Can Claude Code save R?

Friday, April 17, 2026 · 11:30 AM – 12:00 PM · Auditorium 4


I use R every day for bioinformatics in 3 use cases: writing and maintaining R packages, routine bioinformatics analysis, and data exploration as part of research. Over the last 3 months, I have leaned heavily on Claude Code to help with these use cases.

The flip side of R’s richness and flexibility is its complexity: > 23,000 packages on CRAN, > 2,300 packages in Bioconductor, at least 4 (?) object oriented systems (S3, S4, Reference Classes, R6), 4 table-like types: matrices, data.frames, data.tables, and tibbles, and 3 packages for working with strings and regular expressions.

Agentic coding seems well suited to navigating these complexities. I propose that we can develop best practices and software (standard prompts, /skills, hooks/automated workflows) to make agentic coding in R more usable and reliable.

For writing and maintaining R packages, Claude Code has worked well for me “out of the box”. It was notably useful for profiling code and then improving performance. In a similar vein, is it possible for Claude Code to check test coverage and suggest new tests? I also hypothesize that we can ask a coding agent to reliably ensure that the documentation agrees with the code beyond what R CMD check offers. Can it often infer return types and argument types in the context of the entire code base? Would it be beneficial for the coding agent to use type annotations for partial type checking? For code readability, should we ask the coding agent to consistently use tidyverse (but if performance dictates, use data.table operations and leave the tidy code as comments)?

Claude Code has also done well with common bioinformatics workflows such as “bulk” RNA-sequencing, single-cell RNA-sequencing. It ought to be possible to integrate this with codified workflows in repositories such as nf-core.

Final analysis and presentation for publication seem more challenging. I still find that adjusting plots and plot layouts and organizing data using quarto tend to be time sinks. I hope that there is a way to help Claude Code understand ggplot2 better and develop quarto markdown that is better factored and supports faster iteration over design.

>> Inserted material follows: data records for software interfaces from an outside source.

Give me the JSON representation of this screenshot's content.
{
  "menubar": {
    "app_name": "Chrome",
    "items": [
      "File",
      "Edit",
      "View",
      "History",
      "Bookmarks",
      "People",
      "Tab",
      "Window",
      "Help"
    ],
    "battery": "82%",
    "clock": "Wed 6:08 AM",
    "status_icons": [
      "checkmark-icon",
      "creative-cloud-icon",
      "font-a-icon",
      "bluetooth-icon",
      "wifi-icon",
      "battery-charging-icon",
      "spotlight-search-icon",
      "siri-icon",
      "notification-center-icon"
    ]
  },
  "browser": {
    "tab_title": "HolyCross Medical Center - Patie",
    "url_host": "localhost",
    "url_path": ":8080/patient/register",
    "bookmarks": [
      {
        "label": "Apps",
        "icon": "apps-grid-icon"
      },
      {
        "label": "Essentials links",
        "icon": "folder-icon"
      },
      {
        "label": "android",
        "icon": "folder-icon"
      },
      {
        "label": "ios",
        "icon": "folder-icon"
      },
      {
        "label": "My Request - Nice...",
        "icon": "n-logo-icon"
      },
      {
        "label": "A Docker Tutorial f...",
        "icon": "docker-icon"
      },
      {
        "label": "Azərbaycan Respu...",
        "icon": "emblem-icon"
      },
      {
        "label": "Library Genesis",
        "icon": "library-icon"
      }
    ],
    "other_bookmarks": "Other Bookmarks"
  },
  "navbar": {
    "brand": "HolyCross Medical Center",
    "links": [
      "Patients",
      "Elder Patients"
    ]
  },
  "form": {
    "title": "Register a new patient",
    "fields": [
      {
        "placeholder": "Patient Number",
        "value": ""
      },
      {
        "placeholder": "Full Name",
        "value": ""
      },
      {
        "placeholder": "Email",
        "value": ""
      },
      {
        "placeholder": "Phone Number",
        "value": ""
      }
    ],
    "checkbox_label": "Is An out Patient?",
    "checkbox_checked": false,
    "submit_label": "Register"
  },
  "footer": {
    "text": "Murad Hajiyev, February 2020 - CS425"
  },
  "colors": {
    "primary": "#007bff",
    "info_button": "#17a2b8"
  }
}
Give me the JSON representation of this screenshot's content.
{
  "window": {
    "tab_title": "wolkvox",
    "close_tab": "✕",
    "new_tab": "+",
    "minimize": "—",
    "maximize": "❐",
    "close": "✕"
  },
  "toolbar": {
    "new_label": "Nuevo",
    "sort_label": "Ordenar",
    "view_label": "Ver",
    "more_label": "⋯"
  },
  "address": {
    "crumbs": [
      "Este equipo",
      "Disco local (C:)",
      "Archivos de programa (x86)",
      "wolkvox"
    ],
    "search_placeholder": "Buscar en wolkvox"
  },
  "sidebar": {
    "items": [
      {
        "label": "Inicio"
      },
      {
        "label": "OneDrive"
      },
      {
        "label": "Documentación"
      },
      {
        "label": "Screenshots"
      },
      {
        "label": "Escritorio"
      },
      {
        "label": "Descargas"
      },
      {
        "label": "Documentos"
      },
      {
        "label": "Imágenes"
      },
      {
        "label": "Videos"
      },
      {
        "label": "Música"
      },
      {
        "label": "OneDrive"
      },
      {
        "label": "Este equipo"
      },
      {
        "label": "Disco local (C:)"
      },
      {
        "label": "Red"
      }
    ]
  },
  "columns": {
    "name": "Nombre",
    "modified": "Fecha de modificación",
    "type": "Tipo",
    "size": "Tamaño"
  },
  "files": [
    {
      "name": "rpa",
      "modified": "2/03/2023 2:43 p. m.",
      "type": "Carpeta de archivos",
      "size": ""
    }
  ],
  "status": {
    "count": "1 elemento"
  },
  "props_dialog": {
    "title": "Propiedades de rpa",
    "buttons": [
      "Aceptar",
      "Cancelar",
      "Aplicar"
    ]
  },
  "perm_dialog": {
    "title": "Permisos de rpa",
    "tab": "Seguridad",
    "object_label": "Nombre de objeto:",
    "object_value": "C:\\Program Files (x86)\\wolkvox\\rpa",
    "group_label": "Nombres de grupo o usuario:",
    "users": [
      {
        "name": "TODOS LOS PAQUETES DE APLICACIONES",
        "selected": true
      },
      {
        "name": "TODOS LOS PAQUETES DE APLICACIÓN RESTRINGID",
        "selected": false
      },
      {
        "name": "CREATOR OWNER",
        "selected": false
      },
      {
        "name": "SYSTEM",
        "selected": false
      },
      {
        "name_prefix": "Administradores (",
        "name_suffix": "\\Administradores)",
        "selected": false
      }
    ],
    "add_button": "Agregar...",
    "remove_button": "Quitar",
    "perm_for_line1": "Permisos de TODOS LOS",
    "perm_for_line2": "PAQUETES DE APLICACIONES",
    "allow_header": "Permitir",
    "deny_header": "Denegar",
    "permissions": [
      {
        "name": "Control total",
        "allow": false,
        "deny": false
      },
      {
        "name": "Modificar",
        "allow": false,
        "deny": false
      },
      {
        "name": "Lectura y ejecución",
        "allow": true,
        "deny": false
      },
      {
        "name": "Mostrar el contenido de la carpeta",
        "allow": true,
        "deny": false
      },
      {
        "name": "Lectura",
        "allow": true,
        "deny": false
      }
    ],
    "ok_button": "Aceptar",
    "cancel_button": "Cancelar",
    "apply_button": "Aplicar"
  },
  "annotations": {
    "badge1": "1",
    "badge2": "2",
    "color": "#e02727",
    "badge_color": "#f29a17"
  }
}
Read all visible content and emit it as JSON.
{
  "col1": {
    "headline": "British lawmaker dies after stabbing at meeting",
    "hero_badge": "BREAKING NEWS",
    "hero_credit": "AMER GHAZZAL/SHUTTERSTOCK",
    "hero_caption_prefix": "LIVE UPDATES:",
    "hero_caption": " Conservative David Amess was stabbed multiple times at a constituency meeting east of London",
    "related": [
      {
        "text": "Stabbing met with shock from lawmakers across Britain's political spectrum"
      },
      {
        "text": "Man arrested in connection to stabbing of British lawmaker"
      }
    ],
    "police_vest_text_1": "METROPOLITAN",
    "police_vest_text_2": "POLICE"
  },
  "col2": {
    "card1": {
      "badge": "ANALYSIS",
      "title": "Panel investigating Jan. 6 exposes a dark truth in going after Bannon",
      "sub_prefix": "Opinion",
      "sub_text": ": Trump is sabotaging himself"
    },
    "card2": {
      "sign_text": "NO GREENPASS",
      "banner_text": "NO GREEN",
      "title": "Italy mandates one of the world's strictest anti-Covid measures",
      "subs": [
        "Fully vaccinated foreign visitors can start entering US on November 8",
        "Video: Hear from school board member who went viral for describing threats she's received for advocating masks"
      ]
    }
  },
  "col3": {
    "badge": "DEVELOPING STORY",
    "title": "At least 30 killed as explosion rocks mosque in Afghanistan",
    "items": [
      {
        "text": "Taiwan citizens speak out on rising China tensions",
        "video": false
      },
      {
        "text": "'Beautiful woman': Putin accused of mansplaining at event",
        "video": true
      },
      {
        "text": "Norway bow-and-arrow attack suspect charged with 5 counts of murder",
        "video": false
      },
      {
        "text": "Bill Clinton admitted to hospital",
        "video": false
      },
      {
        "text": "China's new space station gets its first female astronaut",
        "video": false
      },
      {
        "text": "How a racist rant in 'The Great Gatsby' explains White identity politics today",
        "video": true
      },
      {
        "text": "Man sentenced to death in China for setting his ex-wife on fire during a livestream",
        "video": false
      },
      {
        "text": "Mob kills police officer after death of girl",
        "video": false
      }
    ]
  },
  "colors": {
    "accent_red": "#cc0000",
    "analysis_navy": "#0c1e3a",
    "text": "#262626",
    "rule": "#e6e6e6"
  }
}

Given the newness and incredibly fast development of agentic coding, it would be great to find an organizational home for an “agentic coding for R” user group to compare notes and share experience.

About the Speaker

Steve Rozen

Steve Rozen

Director of Bioinformatics and Research Computing, Duke University School of Medicine

Steve Rozen's research has spanned bioinformatics, human genetics, and cancer “multi-omics”. His work on bioinformatics and cancer was part of collaborations that led to multiple papers. This research was recognized by the American Association for Cancer Research 2018 Team Science Award for work on aristolochic acid mutagenesis in liver and urinary tract cancers and for studies of biliary tract cancers, lymphomas, and gastric cancers. Within genomics, he has recently studied mutational signatures as tools for discovering the causes of mutations in cancer and for studying mechanisms of DNA damage and repair. His reference paper on mutational signatures has been cited > 3000 times since 2020. Previously, Rozen also created and maintained the widely-used Primer3 software for PCR primer design and worked extensively on identifying mutations in the human Y chromosome and their clinical consequences.